Calculs des taux de mortalité

Bien que la surveillance nationale prospective de la maladie de Creutzfeldt-Jakob au Canada ait officiellement débuté le 1er avril 1998, des données existaient également sur les décès attribuables à la maladie de Creutzfeldt-Jakob survenus en janvier, février et mars 1998. Par conséquent, les données présentées dans ce rapport incluent les décès attribuables à la maladie de Creutzfeldt-Jakob au Canada recensés par le SS-MCJ comme étant survenus entre le 1er janvier 1998 et le 31 décembre 2013. Compte tenu de la portée nationale du SS-MCJ et de son approche basée sur la population, aux fins du présent rapport, la population entière du Canada a été utilisée pour estimer les taux de mortalité, qui sont exprimés ici en cas unitaires par million d'habitants par année. Il convient de noter également que, bien qu'aucun cas de maladie de Creutzfeldt-Jakob n'ait été recensé dans les territoires canadiens (Yukon, Territoires du Nord-Ouest et Nunavut) pendant la période de surveillance, étant donné que le SS-MCJ était prêt à accepter des déclarations de cas de ces régions, leurs populations ont été incluses dans les dénominateurs des estimations du taux national. Les chiffres de la population canadienne et les données démographiques ont été adaptés à partir de la base de données socioéconomiques en ligne CANSIM de Statistique CanadaNote de bas de page 24. Sur la base de ces données, pour l'ensemble de la période à l'étude, la surveillance a porté sur un total nominal de 521 794 297 années-personnes, où une année-personne représente l'appartenance d'une personne à une population vulnérable sur une période d'une annéeNote de bas de page 25.

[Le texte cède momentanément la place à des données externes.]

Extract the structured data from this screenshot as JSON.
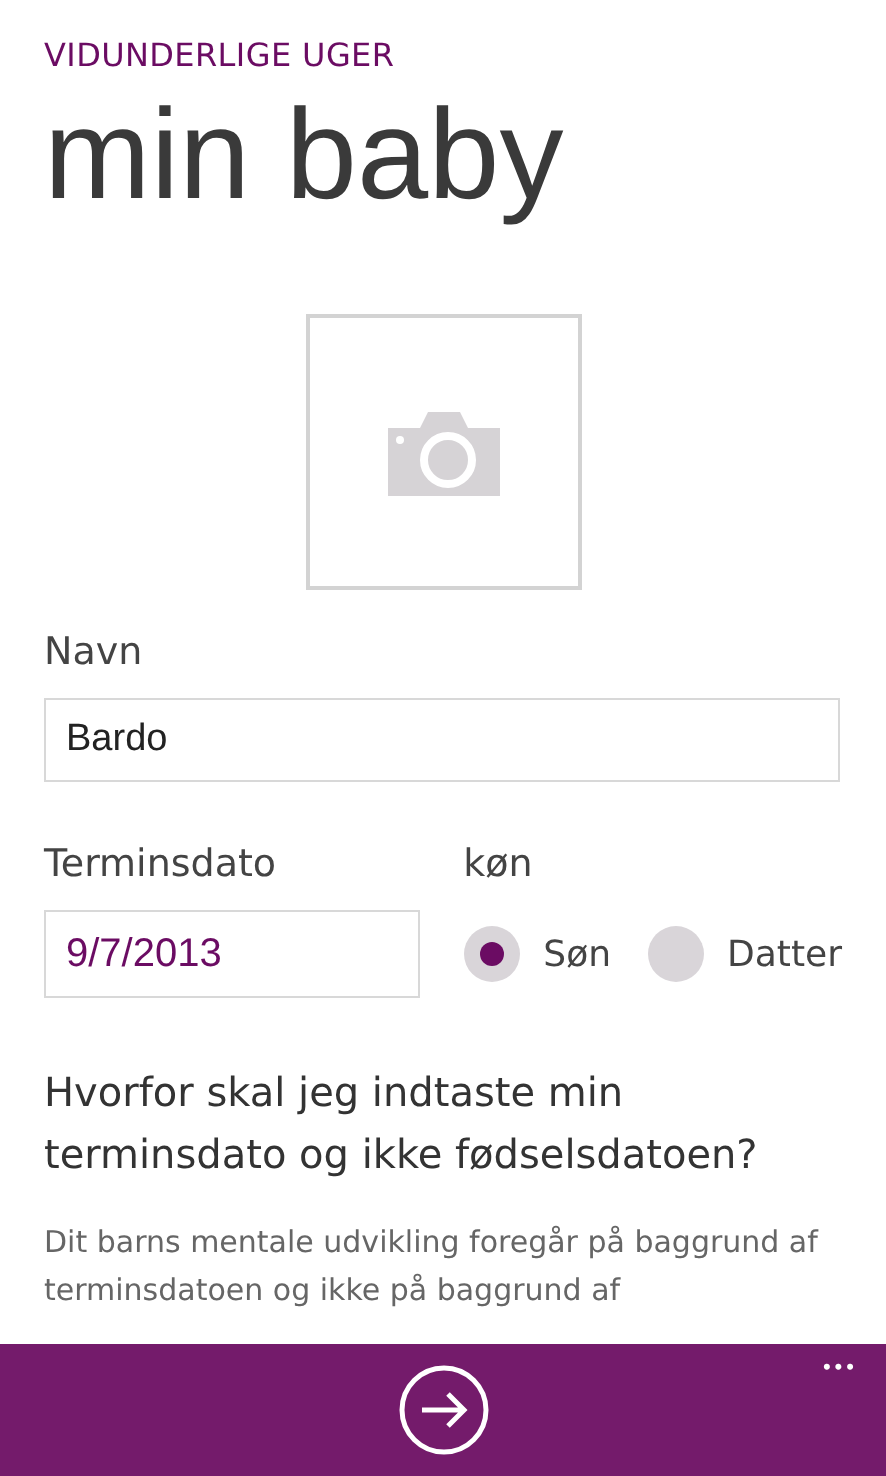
{
  "app_title": "VIDUNDERLIGE UGER",
  "page_title": "min baby",
  "photo": {
    "kind": "placeholder"
  },
  "name_field": {
    "label": "Navn",
    "value": "Bardo"
  },
  "due_date_field": {
    "label": "Terminsdato",
    "value": "9/7/2013"
  },
  "gender": {
    "label": "køn",
    "options": [
      {
        "label": "Søn",
        "selected": true
      },
      {
        "label": "Datter",
        "selected": false
      }
    ]
  },
  "question": "Hvorfor skal jeg indtaste min terminsdato og ikke fødselsdatoen?",
  "explanation": "Dit barns mentale udvikling foregår på baggrund af terminsdatoen og ikke på baggrund af",
  "app_bar": {
    "more": "•••"
  }
}
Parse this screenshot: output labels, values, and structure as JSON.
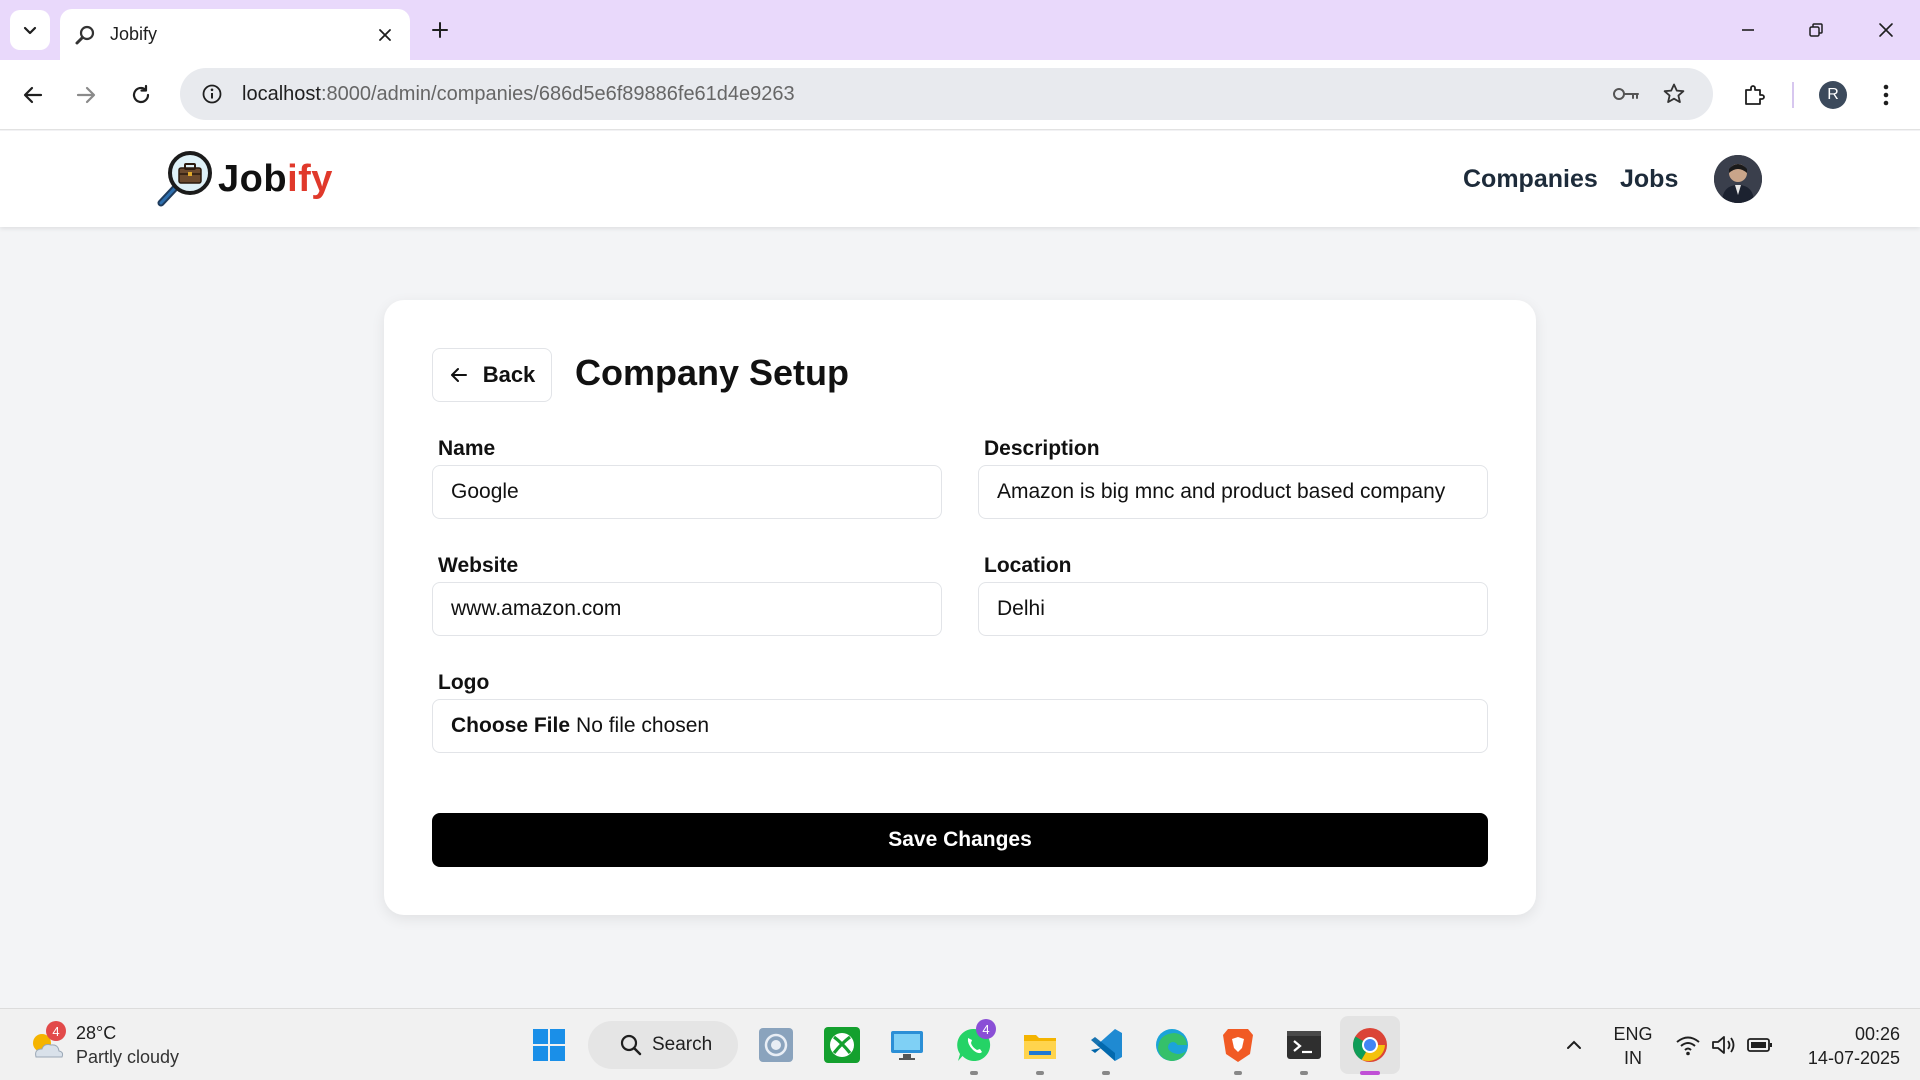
{
  "browser": {
    "tab_title": "Jobify",
    "url_host": "localhost",
    "url_path": ":8000/admin/companies/686d5e6f89886fe61d4e9263",
    "profile_initial": "R"
  },
  "navbar": {
    "brand_part1": "Job",
    "brand_part2": "ify",
    "links": [
      {
        "label": "Companies"
      },
      {
        "label": "Jobs"
      }
    ]
  },
  "page": {
    "back_label": "Back",
    "title": "Company Setup",
    "fields": {
      "name": {
        "label": "Name",
        "value": "Google"
      },
      "description": {
        "label": "Description",
        "value": "Amazon is big mnc and product based company"
      },
      "website": {
        "label": "Website",
        "value": "www.amazon.com"
      },
      "location": {
        "label": "Location",
        "value": "Delhi"
      },
      "logo": {
        "label": "Logo",
        "button": "Choose File",
        "status": "No file chosen"
      }
    },
    "save_label": "Save Changes"
  },
  "taskbar": {
    "weather_badge": "4",
    "temperature": "28°C",
    "condition": "Partly cloudy",
    "search_label": "Search",
    "whatsapp_badge": "4",
    "language": "ENG",
    "region": "IN",
    "time": "00:26",
    "date": "14-07-2025"
  },
  "colors": {
    "tabbar": "#e9d9fb",
    "brand_accent": "#e0392b",
    "save_button": "#000000",
    "page_bg": "#f3f4f6"
  }
}
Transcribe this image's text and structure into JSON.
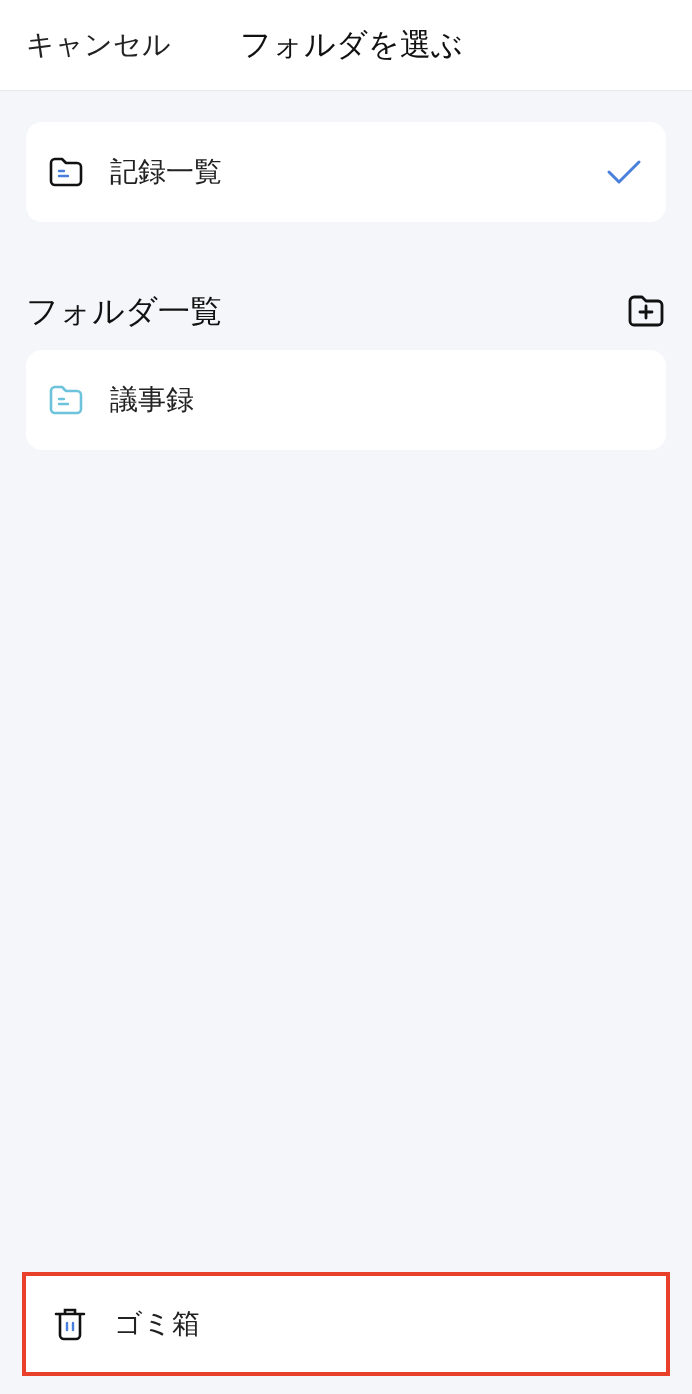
{
  "header": {
    "cancel": "キャンセル",
    "title": "フォルダを選ぶ"
  },
  "all_records": {
    "label": "記録一覧",
    "selected": true
  },
  "folders_section": {
    "title": "フォルダ一覧"
  },
  "folders": [
    {
      "label": "議事録",
      "color": "#6ec3dc",
      "selected": false
    }
  ],
  "trash": {
    "label": "ゴミ箱",
    "highlighted": true
  }
}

Les intervalles de confiance (IC) à 95 % exacts pour les estimations du taux de mortalité ont été dérivés à partir d'un modèle de Poisson des nombres de cas. L'hypothèse d'une tendance linéaire des taux de mortalité ajustés en fonction de l'âge pendant la période de surveillance a été testée au moyen d'une régression linéaire non paramétrique, dans laquelle la pente de la régression a été calculée en prenant la médiane des pentes reliant toutes les paires de points de données. De plus, un test bilatéral de la corrélation des rangs entre l'année et le taux de mortalité a été effectué au moyen du coefficient tau de Kendall, qui est basé sur la proportion de paires d'observations de deux variables dans lesquelles les rangs respectifs des deux observations sont concordantsNote de bas de page 26. Des indices comparatifs de mortalité (ICM) pour la MCJs (définis comme le rapport entre les taux de mortalité totaux observés dans une population à l'étude et les taux de mortalité « attendus » dans la population à l'étude dérivés de taux selon l'âge connus pour une population de référence) ont été estimés pour chaque province. Les taux de mortalité nationaux de la maladie de Creutzfeldt-Jakob ont été utilisés pour calculer les taux attendus, en basant ici encore les IC à 95 % sur un modèle de Poisson.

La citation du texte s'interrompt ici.